= Salome Tanuvasa =

New Zealand–Tongan–Samoan artist

Salome Tanuvasa is a New Zealand artist of Tongan and Samoan descent. Her work is part of the permanent collection of Auckland Art Gallery Toi o Tāmaki. She is a multi-disciplinary artist and uses moving image, drawing, photography and sculpture. Her work explores themes related to her immediate surroundings and her family life.

== Biography ==
Tanuvasa was born and raised in New Zealand; her parents had migrated to the country from Tonga and Samoa. She began her art studies at Manukau School of Visual Art in Auckland. After one year's study she transferred to Elam School of Fine Arts at the University of Auckland, where she completed a Master of Fine Arts degree in 2014. The title of her master's thesis was My appreciation.

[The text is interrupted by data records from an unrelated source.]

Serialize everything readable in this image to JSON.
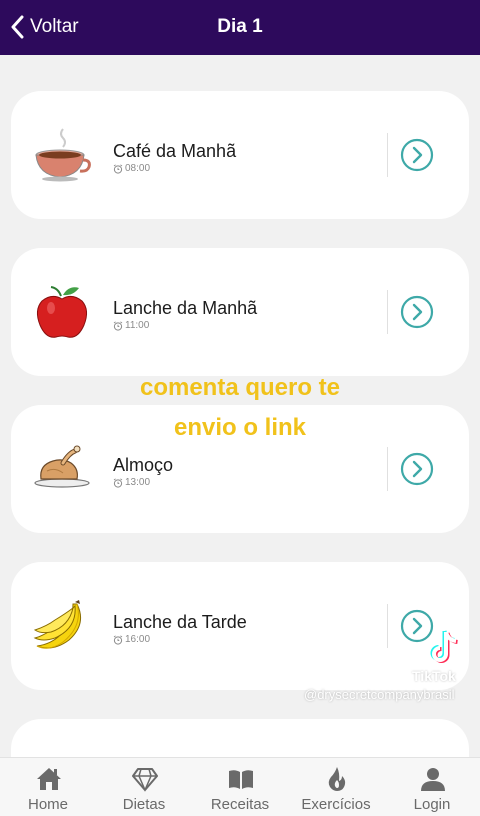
{
  "header": {
    "back_label": "Voltar",
    "title": "Dia 1",
    "background": "#2d0a5c"
  },
  "meals": [
    {
      "name": "Café da Manhã",
      "time": "08:00",
      "icon": "coffee-cup-icon"
    },
    {
      "name": "Lanche da Manhã",
      "time": "11:00",
      "icon": "apple-icon"
    },
    {
      "name": "Almoço",
      "time": "13:00",
      "icon": "roast-chicken-icon"
    },
    {
      "name": "Lanche da Tarde",
      "time": "16:00",
      "icon": "bananas-icon"
    }
  ],
  "overlay": {
    "line1": "comenta quero te",
    "line2": "envio o link",
    "color": "#f1c21b"
  },
  "watermark": {
    "label": "TikTok",
    "handle": "@drysecretcompanybrasil"
  },
  "tabs": [
    {
      "label": "Home",
      "icon": "home-icon"
    },
    {
      "label": "Dietas",
      "icon": "diamond-icon"
    },
    {
      "label": "Receitas",
      "icon": "book-icon"
    },
    {
      "label": "Exercícios",
      "icon": "flame-icon"
    },
    {
      "label": "Login",
      "icon": "user-icon"
    }
  ],
  "accent": "#3ea9a8"
}
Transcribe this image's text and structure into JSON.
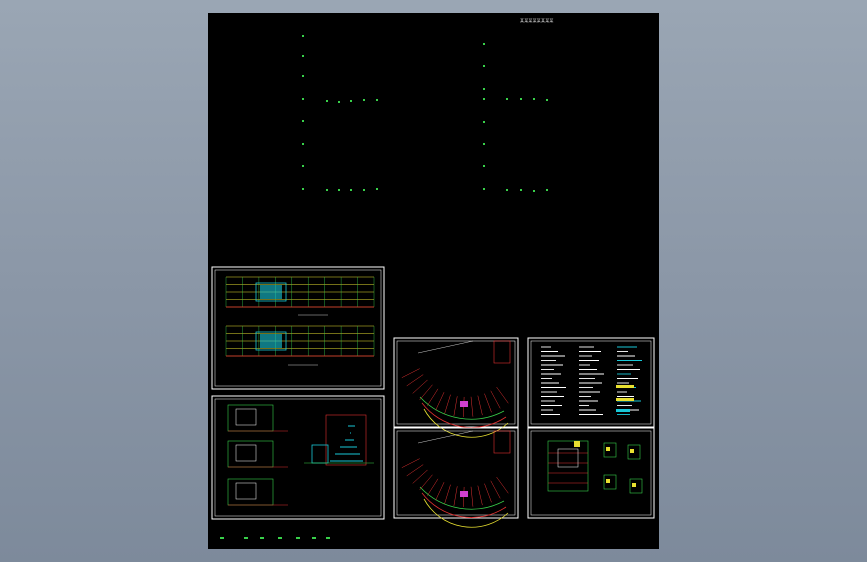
{
  "title": "某某某某某某某某",
  "colors": {
    "background": "#8b97a7",
    "sheet": "#000000",
    "frame": "#ffffff",
    "line_green": "#38d04a",
    "line_red": "#e03030",
    "line_yellow": "#e8e030",
    "line_cyan": "#19c8d8",
    "line_magenta": "#d040d0",
    "text": "#d8d8d8"
  },
  "panels": [
    {
      "name": "drawing-panel-elevations",
      "type": "elevation"
    },
    {
      "name": "drawing-panel-sections",
      "type": "section"
    },
    {
      "name": "drawing-panel-curved-plan-upper",
      "type": "curved-plan"
    },
    {
      "name": "drawing-panel-curved-plan-lower",
      "type": "curved-plan"
    },
    {
      "name": "drawing-panel-design-notes",
      "type": "notes"
    },
    {
      "name": "drawing-panel-details",
      "type": "details"
    }
  ]
}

In 2012 and 2013, she was awarded the NICAI Summer Scholarship and worked with Fiona Jack on the Rosebank Art Walk and with Jim Speers on a project in Shanghai. In 2014, Tanuvasa's film work Expensive Moments was exhibited at a solo show at Gaffa in Sydney.

She had her first solo dealer show in 2018 with Tim Melville Gallery, titled In a Midnight Hour. Tanuvasa also works as an educator at Te Tuhi Gallery in Auckland.